Friday, November 03, 2006

Scrapplelog Swamped

nothing from me this week. i've been working 18-20 hour days, which as it turns out was welcome because it kept me from thinking about how the eagles laid down like dogs.

3 Comments:

Anonymous Anonymous said...

Breeders Cup Preview:

I’m not sure if anyone in Scrappleland enjoys thoroughbred horse racing as much as I do, but I’ll post this if for no other reason than the Mean Guy is overworked lately and needs us to help fill the spaces.

First a disclaimer: While I consider myself an expert handicapper of low-level claiming and allowance races at the local track, I am merely an adequate handicapper when it comes to graded stakes racing. The reason is simple. In cheaper racing, there are typically only a couple of horses that have legitimate chances to win. In high level stakes races, nearly all the contestants are of a very high caliber. Even though top horses tend to run “closer to form” than mediocre ones (and are therefore more predictable), and there is far less chance for “funny business” (cheating, etc) in serious racing, both factors are more than offset by the fact that superior and large fields yield astronomically greater potential outcomes. This is good and bad. The bad is that it harder (for me) to pick winners. The good is that the odds tend to be much more favorable for the fortunate handicapper.
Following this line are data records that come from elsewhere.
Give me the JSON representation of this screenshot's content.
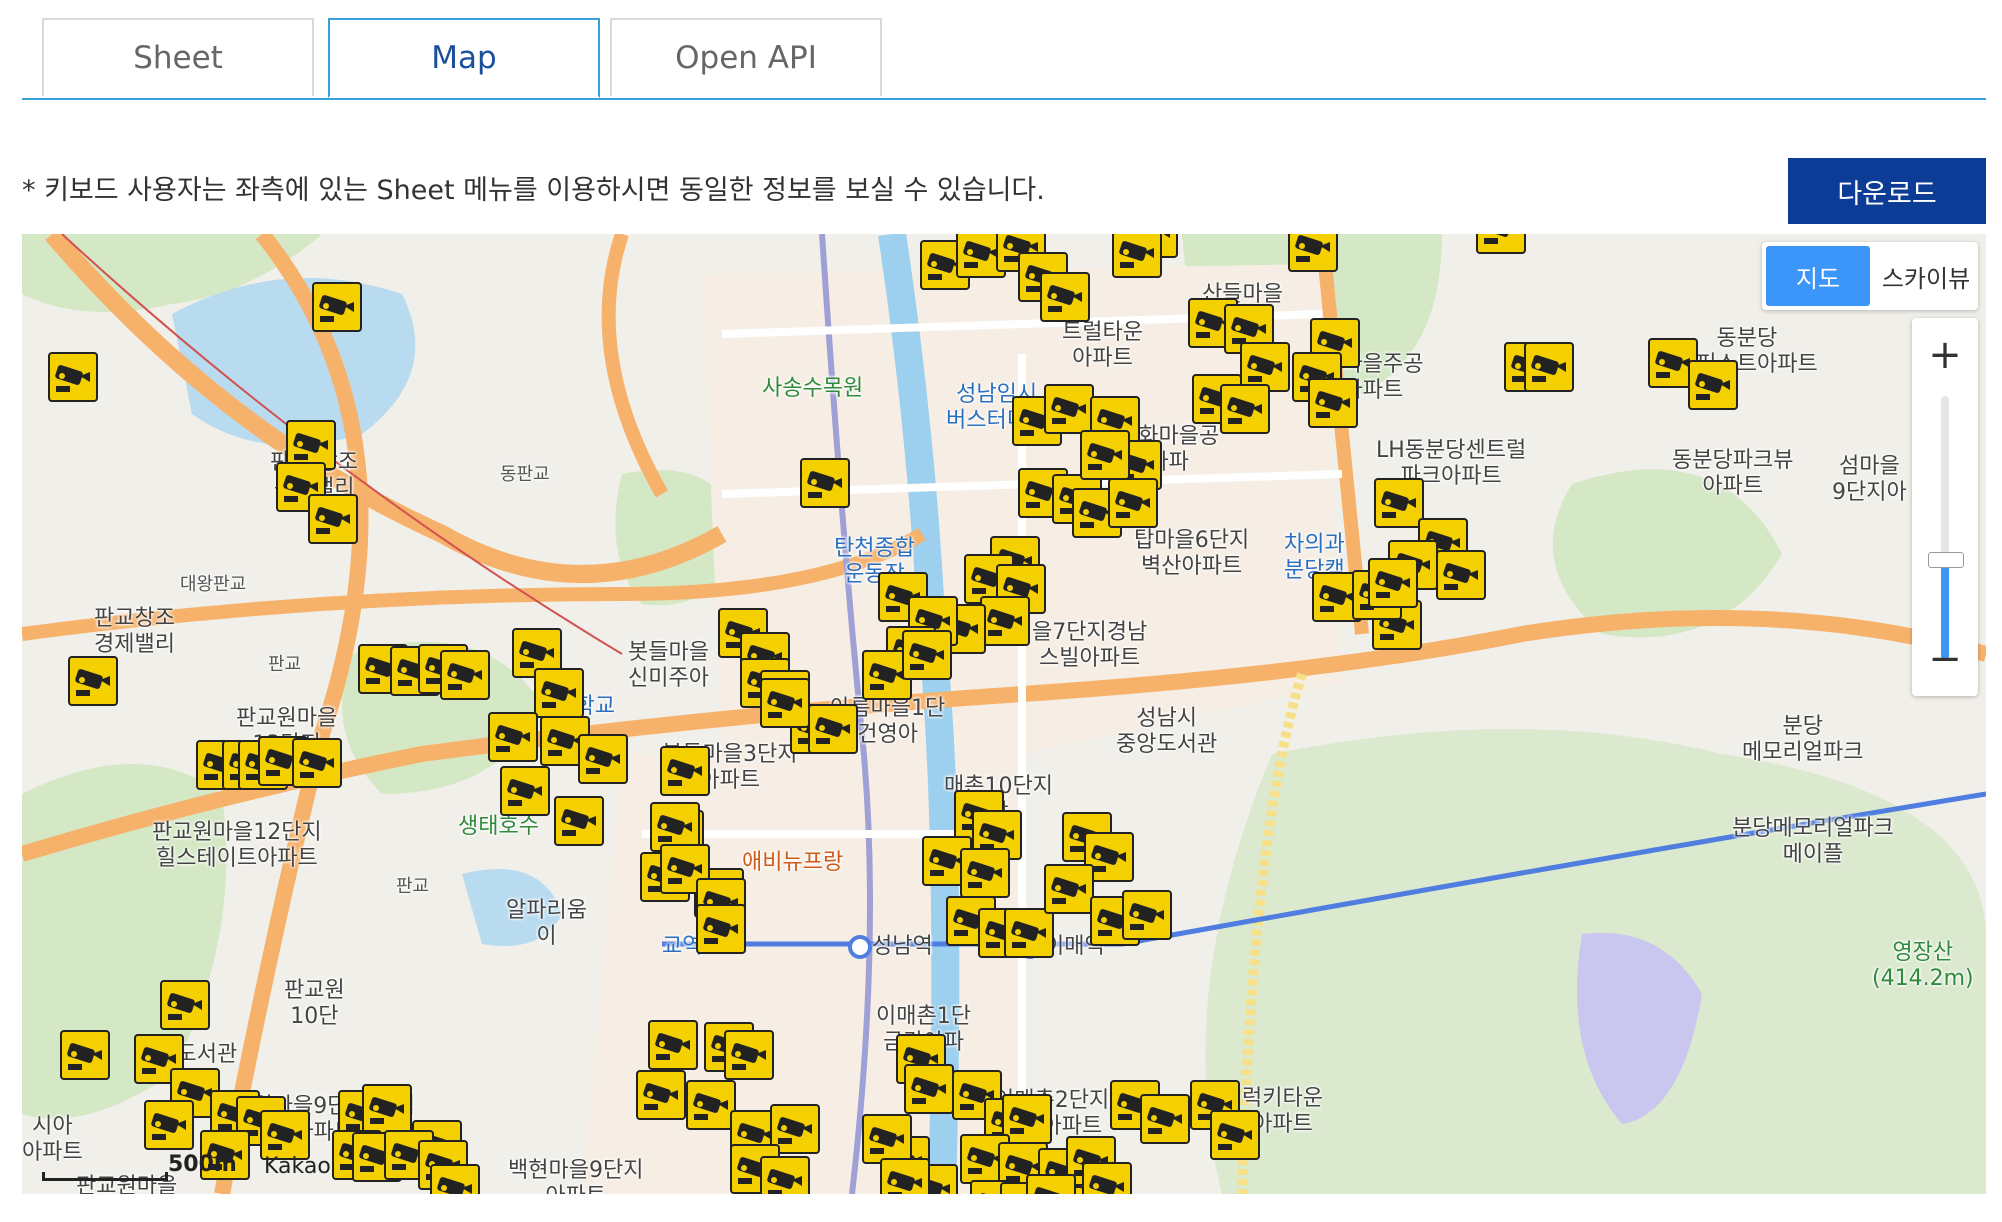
{
  "tabs": [
    {
      "label": "Sheet",
      "active": false
    },
    {
      "label": "Map",
      "active": true
    },
    {
      "label": "Open API",
      "active": false
    }
  ],
  "notice": "* 키보드 사용자는 좌측에 있는 Sheet 메뉴를 이용하시면 동일한 정보를 보실 수 있습니다.",
  "download_label": "다운로드",
  "map": {
    "map_type": {
      "map": "지도",
      "skyview": "스카이뷰",
      "selected": "지도"
    },
    "zoom_in": "+",
    "zoom_out": "−",
    "scale": "500m",
    "brand": "Kakao",
    "marker_icon": "cctv-icon",
    "colors": {
      "marker": "#f5d000",
      "accent": "#3c95f8",
      "download": "#0d3c96",
      "tab_border": "#39a0d6"
    },
    "labels": {
      "l1": "산들마을\n아파트",
      "l2": "트럴타운\n아파트",
      "l3": "사송수목원",
      "l4": "성남임시\n버스터미널",
      "l5": "판교 창조\n경제밸리",
      "l6": "동판교",
      "l7": "대왕판교",
      "l8": "판교창조\n경제밸리",
      "l9": "판교",
      "l10": "판교원마을\n13단지",
      "l11": "판교원마을12단지\n힐스테이트아파트",
      "l12": "생태호수",
      "l13": "판교",
      "l14": "봇들마을\n신미주아",
      "l15": "봇들마을3단지\n아파트",
      "l16": "탄천종합\n운동장",
      "l17": "아름마을1단\n건영아",
      "l18": "매촌10단지\n삼",
      "l19": "매화마을주공\n지아파트",
      "l20": "매화마을공\n아파",
      "l21": "탑마을6단지\n벽산아파트",
      "l22": "을7단지경남\n스빌아파트",
      "l23": "차의과\n분당캠",
      "l24": "LH동분당센트럴\n파크아파트",
      "l25": "동분당\n더퍼스트아파트",
      "l26": "동분당파크뷰\n아파트",
      "l27": "섬마을\n9단지아",
      "l28": "성남시\n중앙도서관",
      "l29": "분당\n메모리얼파크",
      "l30": "분당메모리얼파크\n메이플",
      "l31": "영장산\n(414.2m)",
      "l32": "성남역",
      "l33": "이매역",
      "l34": "알파리움\n이",
      "l35": "이매촌1단\n금강아파",
      "l36": "이매촌2단지\n한신아파트",
      "l37": "럭키타운\n아파트",
      "l38": "판교원\n10단",
      "l39": "판교도서관",
      "l40": "판교원마을9단지 한림\n풀아파트",
      "l41": "백현마을9단지\n아파트",
      "l42": "판교원마을",
      "l43": "시아\n아파트",
      "l44": "애비뉴프랑",
      "l45": "판교역",
      "l46": "판대학교\n캠",
      "l47": "교역"
    }
  }
}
For the uniformed, Breeders’ Cup Day is an event unlike any other in sports. Imagine the World Series, Superbowl, NBA Finals, etc. all played out in one afternoon. ESPN will broadcast 8 Championship races, each with a purse ranging from $2-5 million. It provides tremendous, day-long drama. I won’t bore anyone with lengthy race analysis, but feel free to ask if you want to know what I’m thinking on any of these predictions.

Juvenile Fillies ($2 million purse). For 2 year old Fillies (girls).
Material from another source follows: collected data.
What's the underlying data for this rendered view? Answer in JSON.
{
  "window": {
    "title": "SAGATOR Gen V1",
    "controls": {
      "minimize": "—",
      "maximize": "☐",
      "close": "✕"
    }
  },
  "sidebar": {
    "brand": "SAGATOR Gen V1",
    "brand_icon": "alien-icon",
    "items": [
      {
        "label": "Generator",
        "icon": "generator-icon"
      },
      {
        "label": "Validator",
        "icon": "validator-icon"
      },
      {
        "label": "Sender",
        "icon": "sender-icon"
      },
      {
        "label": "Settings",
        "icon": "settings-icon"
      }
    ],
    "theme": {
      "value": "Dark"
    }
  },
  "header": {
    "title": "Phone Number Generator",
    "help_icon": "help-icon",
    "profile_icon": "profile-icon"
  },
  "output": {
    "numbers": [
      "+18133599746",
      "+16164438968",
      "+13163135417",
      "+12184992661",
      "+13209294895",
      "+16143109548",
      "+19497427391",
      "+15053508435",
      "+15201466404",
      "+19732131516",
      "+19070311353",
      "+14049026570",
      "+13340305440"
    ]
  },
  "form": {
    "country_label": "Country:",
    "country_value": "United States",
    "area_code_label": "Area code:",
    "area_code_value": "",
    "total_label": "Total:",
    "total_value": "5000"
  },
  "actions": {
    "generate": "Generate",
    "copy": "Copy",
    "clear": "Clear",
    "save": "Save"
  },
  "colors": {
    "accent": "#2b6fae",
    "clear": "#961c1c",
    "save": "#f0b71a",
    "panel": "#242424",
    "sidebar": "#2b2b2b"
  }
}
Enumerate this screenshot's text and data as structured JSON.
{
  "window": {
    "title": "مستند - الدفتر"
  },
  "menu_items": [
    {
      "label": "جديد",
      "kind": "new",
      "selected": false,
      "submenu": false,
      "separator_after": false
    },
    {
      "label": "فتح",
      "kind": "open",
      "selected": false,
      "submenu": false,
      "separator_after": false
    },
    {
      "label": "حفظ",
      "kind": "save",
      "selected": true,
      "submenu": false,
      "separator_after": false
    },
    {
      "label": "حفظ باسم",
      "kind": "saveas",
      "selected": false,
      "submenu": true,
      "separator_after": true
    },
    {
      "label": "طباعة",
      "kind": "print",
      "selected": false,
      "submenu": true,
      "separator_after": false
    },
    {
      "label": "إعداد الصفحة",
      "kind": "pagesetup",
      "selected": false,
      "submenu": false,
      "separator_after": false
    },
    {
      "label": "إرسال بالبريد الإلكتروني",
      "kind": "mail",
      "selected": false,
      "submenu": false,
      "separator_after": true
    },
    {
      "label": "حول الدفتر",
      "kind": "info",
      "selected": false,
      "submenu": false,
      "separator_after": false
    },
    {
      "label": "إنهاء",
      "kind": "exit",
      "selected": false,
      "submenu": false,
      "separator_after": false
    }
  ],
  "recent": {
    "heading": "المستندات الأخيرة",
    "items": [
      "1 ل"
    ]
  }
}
It is extremely difficult to predict the performance of adolescent horses. Most years I lay low on this race, especially because fillies in particular are underdeveloped (and shouldn’t be racing in my opinion). This year, however, is a unique betting opportunity. Only two horses in the field have shown the type of speed necessary to win this race. Consequentially, I’ll box them in an exacta (meaning my two will need to finish first and second, in either order). Dreaming of Anna and Cash Included appear to have a significant edge on a very weak group this year. Barring sudden development of another competitor, I think this is an easy bet to make.
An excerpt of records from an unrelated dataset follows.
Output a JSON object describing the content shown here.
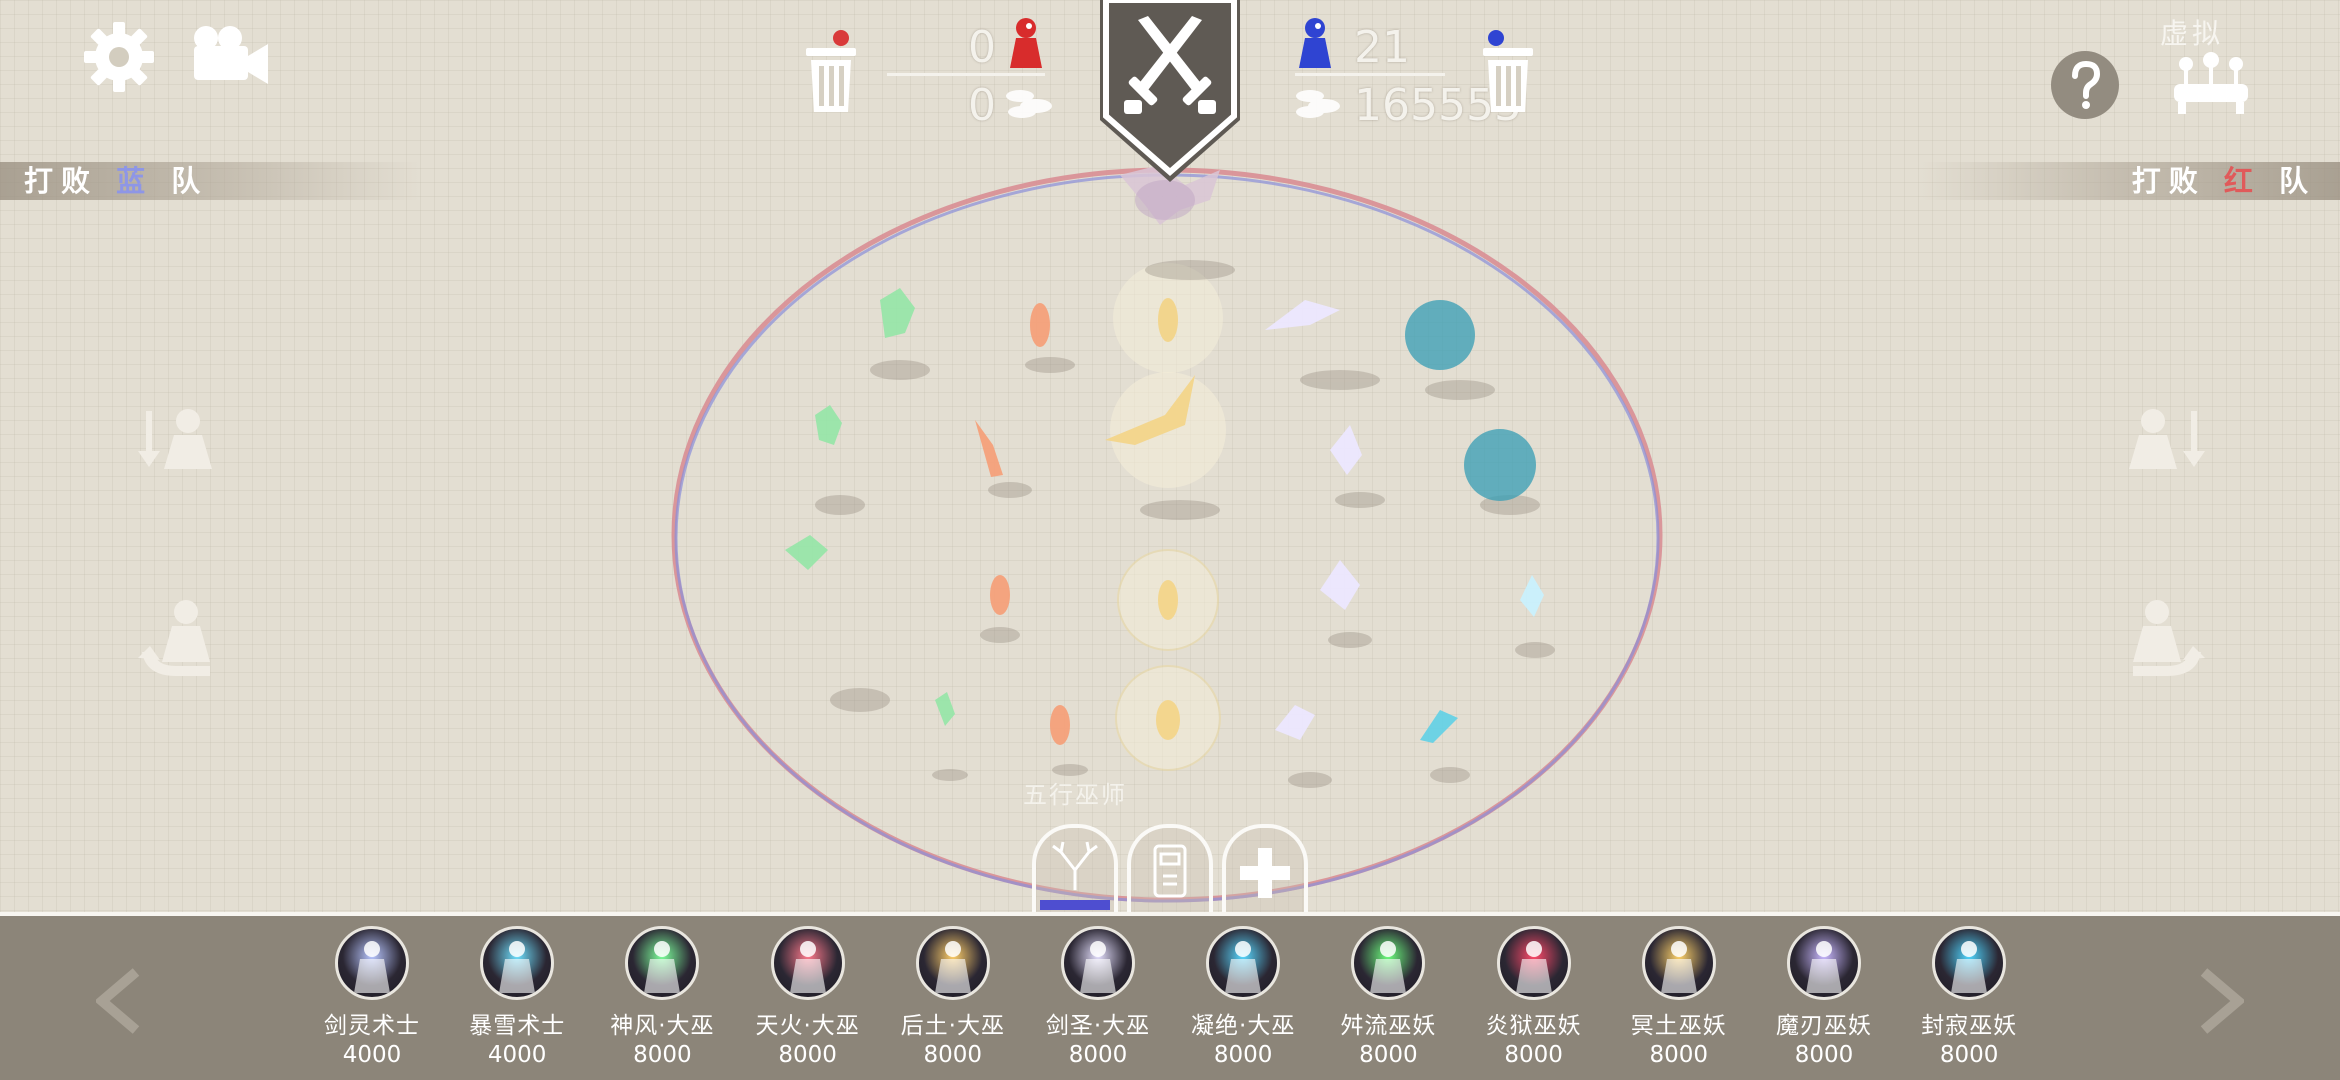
{
  "header": {
    "red_score": "0",
    "red_coins": "0",
    "blue_score": "21",
    "blue_coins": "165555",
    "virtual_label": "虚拟"
  },
  "banners": {
    "left": {
      "prefix": "打败",
      "team": "蓝",
      "suffix": "队"
    },
    "right": {
      "prefix": "打败",
      "team": "红",
      "suffix": "队"
    }
  },
  "selected_unit_label": "五行巫师",
  "colors": {
    "blue_team": "#8e96e6",
    "red_team": "#e05a5a",
    "bar_bg": "#8c8579",
    "arena_bg": "#e3ded2"
  },
  "icons": {
    "settings": "gear-icon",
    "camera": "video-camera-icon",
    "trash": "trash-icon",
    "battle": "crossed-swords-icon",
    "help": "help-icon",
    "virtual": "joystick-icon",
    "prev": "chevron-left-icon",
    "next": "chevron-right-icon"
  },
  "units": [
    {
      "name": "剑灵术士",
      "cost": "4000",
      "color": "#b8c6ff"
    },
    {
      "name": "暴雪术士",
      "cost": "4000",
      "color": "#6fe1ff"
    },
    {
      "name": "神风·大巫",
      "cost": "8000",
      "color": "#7dff9b"
    },
    {
      "name": "天火·大巫",
      "cost": "8000",
      "color": "#ff7a8c"
    },
    {
      "name": "后土·大巫",
      "cost": "8000",
      "color": "#ffcf6a"
    },
    {
      "name": "剑圣·大巫",
      "cost": "8000",
      "color": "#e6e1ff"
    },
    {
      "name": "凝绝·大巫",
      "cost": "8000",
      "color": "#58d8ff"
    },
    {
      "name": "舛流巫妖",
      "cost": "8000",
      "color": "#6dff7e"
    },
    {
      "name": "炎狱巫妖",
      "cost": "8000",
      "color": "#ff4a6a"
    },
    {
      "name": "冥土巫妖",
      "cost": "8000",
      "color": "#ffd36a"
    },
    {
      "name": "魔刃巫妖",
      "cost": "8000",
      "color": "#c9b8ff"
    },
    {
      "name": "封寂巫妖",
      "cost": "8000",
      "color": "#4ed6ff"
    }
  ]
}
Juvenile ($2 million). For 2 year old Colts (boys).

I looked at this race for about ten minutes and couldn’t make a pick, which is very unusual for me. I rate several horses relatively equally. If I were a gambler (I’m not), I’d pick the longest odds from among Stormello, Scat Daddy, King of Roxy, Principle Secret & Circular Quay. When I can narrow things down more than this, or at least pick one horse to “key” on, I skip the race, which I will.

Fillie & Mare Turf ($2 million). 3 years old & up (adults)

This is an awesome race with some really quick, proven winners. If you’re heading to the track on Breeders’ Cup day, also focus on European horses when evaluating likely turf course winners. Turf is the preferred running surface in Europe. Consequently, their best runners train and run on turf all the time. In America, the focus is on dirt track racing and it shows in the results year after year. I’ll take three horses and box them in an exacta – in other words, I need two of the three to run first and second (it doesn’t matter which of the three). The picks: Ouija Board, Wait a While, Satwa Queen.

Sprint ($2 million) ¾ mile.

This is a really fun race to watch because there isn’t as much race strategy as is used in some of the longer races. 14 lightning bolts will run with their eyeballs out. This race is usually won by a long shot since almost anyone in the field can win (a quick start or good racing luck can be enough to create an edge that can’t be overcome at such a short distance). That said, I’ll take the probable favorite anyway because I think the only horse potentially faster is due to “bounce” (have a lukewarm performance directly after a spectacular one – it happens a lot). Henny Hughes keyed on top of Bordonaro and War Front.

Turf Mile ($2 million)

Back to the grass, back to the Europeans: Araafa keyed over Echo of Light, Gorella and Aussie Rules (exacta). I don’t bother with trifectas typically.

Distaff 1 1/8 Miles ($2 million) (Fillies & Mares)

I really like Fleet Indian. I’ll key her on top of Spun Sugar and Balletto.

Turf 1 ½ Mile ($3 million)

Long race on the grass. Favorites usually fare well here because it takes special horses to excel over the deep ankle biting grass. A mile and a half is generally enough to separate the pretenders from the contenders. I’ll box three horses in an exacta: Go Deputy, Cacique and English Channel. I’m leaving out a really fine horse (Hurricane Run) because you can’t pick them all unless you like to bet a lot more money than I do.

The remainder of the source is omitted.